"Bereshit", ou la puissance de nos images mentales
Je vous propose ici une présentation de ma nouvelle "Bereshit". 26/07/2024
PRÉSENTATION DE MES NOUVELLES
Cette nouvelle est née à la suite de la lecture d'un livre de Lionel Naccache, Le Cinéma intérieur, qui expose la manière dont notre cerveau traite et produit des images.
Images et cerveau, ce qui disent les neurosciences (trop court résumé)
Notre cerveau est un producteur d'images mentales, à raison de 13 images par seconde (24 images par seconde pour le cinéma), des images fixes (dites "discrètes") qu'il relie entre elles pour donner une impression de mouvement, pour inventer le fil continu de nos visions, comblant les manques de nos perceptions rétiniennes, corrigeant les tressautements de nos yeux.
Dans de rares cas, cette machinerie tombe en panne. Des individus ne perçoivent plus le monde qu'en succession d'images photographiques.
D'autres, atteints de palinopsie ou d'akinétopsie, ne distinguent plus les images les unes des autres, elles perdurent, se superposent, se côtoient dans le même moment.
Mais les images produites ne sont pas que celles reçues, ce sont aussi celles rêvées, fantasmées, imaginées en "projection privée". Nous ne sommes pas égaux face à cette faculté. Certains individus ne produisent aucune image mentale (on parle d'aphantasie). À l'opposé, d'autres ont la faculté de produire des images extrêmement complexes, riches et puissantes (on parle d'hyperphantasie). Cet article de l'Institut du cerveau présente ces phénomènes.
Ma nouvelle "Bereshit" illustre cette capacité de création.
Pour ceux qui n'ont pas lu le texte (disponible ici), un résumé :
Dans un univers dystopique, corrodé et métallique, dans lequel les corps sont augmentés par des implants de puces auditives et oculaires, les individus fuient leur réalité dévastée en se connectant mentalement au métavers, ouvrant les portes d'Utopole et de ses avatars numériques idéalisés. L'imagination a cédé ses droits face à la production d'images virtuelles labellisées et conçues pour satisfaire les désirs des utilisateurs.
Pour s'opposer à cette production stéréotypée d'images, des hackers ont mis en place un système parallèle de connexion et de partage d'images, la remago, qui permet à une personne connectée dans un groupe local de transmettre aux autres ses propres images mentales. Et le personnage principal, Sulian, va découvrir cet autre univers, le Malkhuth, auquel on accède par les mots, par le langage.
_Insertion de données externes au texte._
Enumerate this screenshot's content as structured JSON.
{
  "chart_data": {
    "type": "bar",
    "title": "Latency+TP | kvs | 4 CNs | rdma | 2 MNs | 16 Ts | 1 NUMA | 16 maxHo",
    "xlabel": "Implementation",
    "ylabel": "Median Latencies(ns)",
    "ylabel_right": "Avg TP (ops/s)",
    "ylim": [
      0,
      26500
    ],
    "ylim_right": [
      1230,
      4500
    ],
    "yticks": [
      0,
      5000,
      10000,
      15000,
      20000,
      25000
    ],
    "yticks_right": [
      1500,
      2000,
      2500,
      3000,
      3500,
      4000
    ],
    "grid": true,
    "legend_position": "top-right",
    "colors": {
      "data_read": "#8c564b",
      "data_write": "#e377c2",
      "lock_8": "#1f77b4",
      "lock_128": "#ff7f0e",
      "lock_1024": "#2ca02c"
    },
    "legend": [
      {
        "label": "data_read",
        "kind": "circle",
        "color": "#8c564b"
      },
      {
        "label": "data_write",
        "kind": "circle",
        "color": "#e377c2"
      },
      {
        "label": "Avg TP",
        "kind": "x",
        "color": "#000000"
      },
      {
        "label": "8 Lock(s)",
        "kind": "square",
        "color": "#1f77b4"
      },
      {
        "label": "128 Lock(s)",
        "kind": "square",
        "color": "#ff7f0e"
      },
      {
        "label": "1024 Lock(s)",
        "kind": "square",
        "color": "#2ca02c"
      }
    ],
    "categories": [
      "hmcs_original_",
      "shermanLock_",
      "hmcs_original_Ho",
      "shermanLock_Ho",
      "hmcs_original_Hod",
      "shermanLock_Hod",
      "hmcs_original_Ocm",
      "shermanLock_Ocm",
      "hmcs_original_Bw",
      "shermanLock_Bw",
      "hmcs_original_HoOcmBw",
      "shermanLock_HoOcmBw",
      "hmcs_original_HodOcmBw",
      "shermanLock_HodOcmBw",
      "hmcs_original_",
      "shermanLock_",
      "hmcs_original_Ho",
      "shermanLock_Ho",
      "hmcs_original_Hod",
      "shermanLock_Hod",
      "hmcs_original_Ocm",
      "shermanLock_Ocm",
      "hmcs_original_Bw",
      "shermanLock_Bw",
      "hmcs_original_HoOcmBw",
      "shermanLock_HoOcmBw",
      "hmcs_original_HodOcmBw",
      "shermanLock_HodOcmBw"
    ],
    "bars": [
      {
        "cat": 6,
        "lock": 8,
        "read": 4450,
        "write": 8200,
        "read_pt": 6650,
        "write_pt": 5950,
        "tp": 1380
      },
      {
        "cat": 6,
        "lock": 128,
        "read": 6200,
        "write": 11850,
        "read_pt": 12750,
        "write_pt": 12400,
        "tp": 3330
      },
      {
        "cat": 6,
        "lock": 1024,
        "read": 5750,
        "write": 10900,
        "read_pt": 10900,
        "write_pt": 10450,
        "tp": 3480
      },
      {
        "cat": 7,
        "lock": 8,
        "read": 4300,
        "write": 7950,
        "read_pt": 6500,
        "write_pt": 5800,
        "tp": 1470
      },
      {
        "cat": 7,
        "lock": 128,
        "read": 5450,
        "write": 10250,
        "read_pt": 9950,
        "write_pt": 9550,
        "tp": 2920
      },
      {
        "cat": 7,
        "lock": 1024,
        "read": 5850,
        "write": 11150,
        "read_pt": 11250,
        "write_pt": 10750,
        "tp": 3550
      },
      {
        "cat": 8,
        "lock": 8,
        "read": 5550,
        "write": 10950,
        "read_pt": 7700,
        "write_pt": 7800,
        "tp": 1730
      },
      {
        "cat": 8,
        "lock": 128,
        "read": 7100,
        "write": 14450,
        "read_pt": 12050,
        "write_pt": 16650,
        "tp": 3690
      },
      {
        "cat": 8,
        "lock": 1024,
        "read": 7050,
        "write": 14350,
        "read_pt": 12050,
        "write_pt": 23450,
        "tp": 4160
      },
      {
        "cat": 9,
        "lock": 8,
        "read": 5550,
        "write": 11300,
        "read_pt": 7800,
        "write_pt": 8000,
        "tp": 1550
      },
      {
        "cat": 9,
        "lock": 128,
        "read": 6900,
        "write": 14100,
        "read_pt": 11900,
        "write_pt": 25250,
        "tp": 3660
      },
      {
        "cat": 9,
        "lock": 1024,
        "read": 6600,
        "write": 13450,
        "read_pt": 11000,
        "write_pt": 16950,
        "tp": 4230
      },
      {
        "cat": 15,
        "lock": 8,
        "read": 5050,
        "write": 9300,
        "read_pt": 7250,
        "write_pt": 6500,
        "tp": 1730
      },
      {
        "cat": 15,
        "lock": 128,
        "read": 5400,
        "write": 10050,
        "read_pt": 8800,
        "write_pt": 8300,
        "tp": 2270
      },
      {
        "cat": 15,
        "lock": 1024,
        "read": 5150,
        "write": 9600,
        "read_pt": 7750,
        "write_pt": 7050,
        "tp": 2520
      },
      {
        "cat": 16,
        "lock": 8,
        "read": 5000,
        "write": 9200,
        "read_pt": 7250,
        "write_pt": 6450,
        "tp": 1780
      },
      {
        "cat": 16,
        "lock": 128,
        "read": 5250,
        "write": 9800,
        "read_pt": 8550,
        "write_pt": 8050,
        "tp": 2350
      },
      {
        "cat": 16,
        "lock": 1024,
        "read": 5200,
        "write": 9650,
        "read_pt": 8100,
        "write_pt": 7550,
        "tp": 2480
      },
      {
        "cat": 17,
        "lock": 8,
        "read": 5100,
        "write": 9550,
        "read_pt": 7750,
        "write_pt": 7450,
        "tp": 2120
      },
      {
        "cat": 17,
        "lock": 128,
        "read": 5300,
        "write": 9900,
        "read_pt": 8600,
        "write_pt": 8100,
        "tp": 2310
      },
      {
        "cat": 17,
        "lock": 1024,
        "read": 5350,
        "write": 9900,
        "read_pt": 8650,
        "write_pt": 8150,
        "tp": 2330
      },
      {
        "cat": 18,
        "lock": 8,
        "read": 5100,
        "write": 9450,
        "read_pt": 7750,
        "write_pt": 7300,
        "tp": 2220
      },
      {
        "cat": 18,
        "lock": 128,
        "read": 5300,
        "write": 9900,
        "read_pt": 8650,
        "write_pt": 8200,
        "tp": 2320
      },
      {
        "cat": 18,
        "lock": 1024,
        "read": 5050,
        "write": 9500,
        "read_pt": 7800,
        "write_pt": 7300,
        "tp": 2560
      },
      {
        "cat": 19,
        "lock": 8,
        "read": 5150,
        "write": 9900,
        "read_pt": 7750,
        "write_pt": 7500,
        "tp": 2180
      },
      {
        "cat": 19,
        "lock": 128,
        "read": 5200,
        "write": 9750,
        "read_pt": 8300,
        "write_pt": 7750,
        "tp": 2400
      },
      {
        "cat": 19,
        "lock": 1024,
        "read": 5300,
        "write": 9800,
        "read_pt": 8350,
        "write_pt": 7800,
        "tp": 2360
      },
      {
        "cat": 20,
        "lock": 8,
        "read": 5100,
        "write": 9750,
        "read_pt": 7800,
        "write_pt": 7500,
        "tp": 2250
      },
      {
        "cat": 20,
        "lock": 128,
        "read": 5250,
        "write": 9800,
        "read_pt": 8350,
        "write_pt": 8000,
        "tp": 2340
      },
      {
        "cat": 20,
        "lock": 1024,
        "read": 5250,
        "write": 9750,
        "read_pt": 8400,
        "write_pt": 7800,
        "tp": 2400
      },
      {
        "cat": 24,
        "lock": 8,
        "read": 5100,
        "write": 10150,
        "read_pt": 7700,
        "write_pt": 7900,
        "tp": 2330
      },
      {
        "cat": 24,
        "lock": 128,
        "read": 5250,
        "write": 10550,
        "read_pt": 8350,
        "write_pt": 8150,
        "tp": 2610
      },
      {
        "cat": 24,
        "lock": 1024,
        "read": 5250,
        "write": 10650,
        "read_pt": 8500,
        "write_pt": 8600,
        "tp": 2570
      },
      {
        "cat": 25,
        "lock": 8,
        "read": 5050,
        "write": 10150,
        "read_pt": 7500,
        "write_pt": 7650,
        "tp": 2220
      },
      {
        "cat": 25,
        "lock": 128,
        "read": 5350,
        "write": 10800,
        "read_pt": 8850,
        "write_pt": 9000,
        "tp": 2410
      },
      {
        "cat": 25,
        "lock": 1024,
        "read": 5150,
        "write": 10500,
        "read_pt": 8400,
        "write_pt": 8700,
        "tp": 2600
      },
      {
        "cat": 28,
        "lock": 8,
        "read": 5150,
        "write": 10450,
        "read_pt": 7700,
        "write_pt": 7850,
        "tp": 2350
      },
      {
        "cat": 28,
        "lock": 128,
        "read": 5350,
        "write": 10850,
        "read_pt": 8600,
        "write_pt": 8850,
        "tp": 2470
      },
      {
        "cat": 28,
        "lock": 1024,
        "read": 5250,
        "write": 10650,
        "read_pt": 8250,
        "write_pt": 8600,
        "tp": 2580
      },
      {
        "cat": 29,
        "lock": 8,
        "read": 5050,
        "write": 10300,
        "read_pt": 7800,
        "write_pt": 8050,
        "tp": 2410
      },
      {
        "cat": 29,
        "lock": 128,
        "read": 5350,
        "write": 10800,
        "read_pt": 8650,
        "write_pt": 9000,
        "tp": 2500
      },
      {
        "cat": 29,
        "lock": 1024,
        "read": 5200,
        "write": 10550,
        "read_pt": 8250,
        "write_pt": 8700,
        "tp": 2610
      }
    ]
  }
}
Car la parole crée, en tant qu'acte de langage performatif. Dire, c'est faire, comme l'expliquait John Austin.
La nouvelle exploite les capacités incroyables de notre cerveau à faire naître des images mentales lors de notre lecture d'un livre.
Si vous êtes sur ce blog en train de lire ces lignes, c'est que vous êtes vous-mêmes lecteurs et très certainement puissants créateurs d'images mentales. Vous avez dû déjà être surpris en confrontant votre lecture avec celle de quelqu'un d'autre. La manière de se représenter un personnage, un lieu... Quelles différences! Et pourtant le livre est le même... Aucune description dans aucun livre n'est exhaustive. Elle laisse toujours la place à notre imagination pour recréer l'univers esquissé par l'auteur.
Ne vous êtes-vous jamais dit que vous aimeriez savoir comment les autres se représentent ce qu'ils lisent? On le sait de Peter Jackson qui a rendu concrète sa vision de l'univers de Tolkien. Mais nous sommes souvent déçus de ne pas retrouver sur écran ce que notre esprit avait fait naître.
Dans ma nouvelle, les Élohim, ces hyperphantasiques, partagent ainsi avec les utilisateurs du Malkhuth en même temps leur lecture et les images mentales nées de celles-ci. On reconnaîtra Notre-Dame de Paris de Victor Hugo, Salaambô de Flaubert, Du Côté de chez Swann de Proust. Et pour finir, les premiers mots de l'évangile de Jean, faisant écho à la création du monde dans la Genèse.
Celle-ci rapporte un monde créé par la parole de Dieu. Le Verbe fait naître des mondes. Le mot "bereshit" est le premier mot du premier livre de la Torah, se traduisant par "commencement" (le fait que l'ouvrage s'initie autant que pour le fait que le monde commence à être). Dans ma nouvelle, il s'agit du code oral d'accès à l'univers de la création verbale.
Un plaidoyer pour la lecture
Je l'avoue, je ne suis pas professeur de français pour rien. Et je ne suis pas non plus auteur de fantaisie sans raison.
La lecture est un acte fabuleux, car il nous met en état de devenir acteur de l'histoire lue. Nous la cocréons avec l'auteur du livre. Nous nous l'approprions, nous la réinventons, et ce faisant, nous lui donnons vie. Non pas une vie, mais de multiples vies.